One could argue that Britain could be made more democratic through a proportional electoral system, compulsory voting, a removal of unelected members of Parliament and more referendums. But it seems in these examples, more democratic is inversely proportional to more efficient. Proportional electoral systems may confuse voters and will result in less strong government; compulsory voting would cumber us with the careless votes of those uninterested in politics and therefore would not be an accurate representation of what the population wants; a removal of unelected members of Parliament may increase political bias and reduce the expert value of the Lords; referendums may be subject to people who do not know what is best for the country, and even then only those who set the agenda of the referendum – members of Parliament – are those possessing the power; they decide what we may decide on.
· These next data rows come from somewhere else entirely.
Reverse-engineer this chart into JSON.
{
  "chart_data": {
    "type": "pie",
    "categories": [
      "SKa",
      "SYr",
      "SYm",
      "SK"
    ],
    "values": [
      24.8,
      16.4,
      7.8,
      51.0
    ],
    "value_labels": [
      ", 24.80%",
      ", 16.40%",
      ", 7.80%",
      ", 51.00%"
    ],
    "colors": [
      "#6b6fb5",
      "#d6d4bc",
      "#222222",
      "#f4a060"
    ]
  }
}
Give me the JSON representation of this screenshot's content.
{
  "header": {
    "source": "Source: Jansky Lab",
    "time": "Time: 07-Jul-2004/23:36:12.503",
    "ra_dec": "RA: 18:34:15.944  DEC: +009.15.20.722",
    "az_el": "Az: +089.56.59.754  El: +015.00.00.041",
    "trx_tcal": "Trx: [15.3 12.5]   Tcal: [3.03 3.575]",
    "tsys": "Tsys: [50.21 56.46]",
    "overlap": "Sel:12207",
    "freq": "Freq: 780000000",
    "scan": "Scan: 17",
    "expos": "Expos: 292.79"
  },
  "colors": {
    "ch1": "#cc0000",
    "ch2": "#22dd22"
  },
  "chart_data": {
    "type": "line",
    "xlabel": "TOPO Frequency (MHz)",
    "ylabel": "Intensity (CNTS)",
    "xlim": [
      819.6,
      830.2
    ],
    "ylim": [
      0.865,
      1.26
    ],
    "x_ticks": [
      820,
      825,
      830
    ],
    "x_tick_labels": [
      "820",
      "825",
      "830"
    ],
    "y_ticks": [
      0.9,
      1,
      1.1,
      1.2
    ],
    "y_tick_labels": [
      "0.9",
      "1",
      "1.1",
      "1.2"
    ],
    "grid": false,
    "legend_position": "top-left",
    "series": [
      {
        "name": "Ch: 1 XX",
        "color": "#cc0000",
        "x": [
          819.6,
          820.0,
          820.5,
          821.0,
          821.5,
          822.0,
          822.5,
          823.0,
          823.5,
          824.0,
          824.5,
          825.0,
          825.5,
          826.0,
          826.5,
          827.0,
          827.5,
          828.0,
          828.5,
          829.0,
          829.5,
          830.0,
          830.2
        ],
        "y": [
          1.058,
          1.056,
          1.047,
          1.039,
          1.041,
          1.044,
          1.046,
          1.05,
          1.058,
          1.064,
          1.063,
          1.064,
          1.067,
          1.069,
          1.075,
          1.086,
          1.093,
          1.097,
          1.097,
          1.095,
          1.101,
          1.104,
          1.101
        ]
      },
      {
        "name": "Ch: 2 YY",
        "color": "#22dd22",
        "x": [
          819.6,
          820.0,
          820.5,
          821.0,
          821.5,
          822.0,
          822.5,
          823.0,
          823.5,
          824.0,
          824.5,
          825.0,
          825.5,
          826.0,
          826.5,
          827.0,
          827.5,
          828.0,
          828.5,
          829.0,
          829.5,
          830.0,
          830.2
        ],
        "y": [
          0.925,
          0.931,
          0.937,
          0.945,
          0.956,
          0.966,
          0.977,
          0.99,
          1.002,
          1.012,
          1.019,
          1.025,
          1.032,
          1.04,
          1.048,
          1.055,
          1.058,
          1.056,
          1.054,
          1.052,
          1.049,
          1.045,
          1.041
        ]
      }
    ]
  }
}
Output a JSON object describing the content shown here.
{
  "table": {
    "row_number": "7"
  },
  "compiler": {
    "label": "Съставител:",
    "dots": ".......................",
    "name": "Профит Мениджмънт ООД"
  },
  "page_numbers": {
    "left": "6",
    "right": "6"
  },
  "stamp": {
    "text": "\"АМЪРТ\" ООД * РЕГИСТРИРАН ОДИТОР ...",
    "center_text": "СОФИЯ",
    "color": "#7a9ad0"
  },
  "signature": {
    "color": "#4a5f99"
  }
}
As Jean-Jacques Rousseau highlighted in The Social Contract, democracy in its political sense can only be efficient when the general will of the people is the same as each and every individual will. This, he argues, can only be achieved through a classless society, with censorship and civil religion. As democracy in modern society is now taken to be synonymous with freedom, its efficiency as a political system is cumbered by its connotative meaning, i.e. Rousseau’s method of effective and true democracy would be considered undemocratic in the modern world. Britain may not be truly democratic but it is as democratic as it can be whilst maintaining the constancy and competency of its political cogs.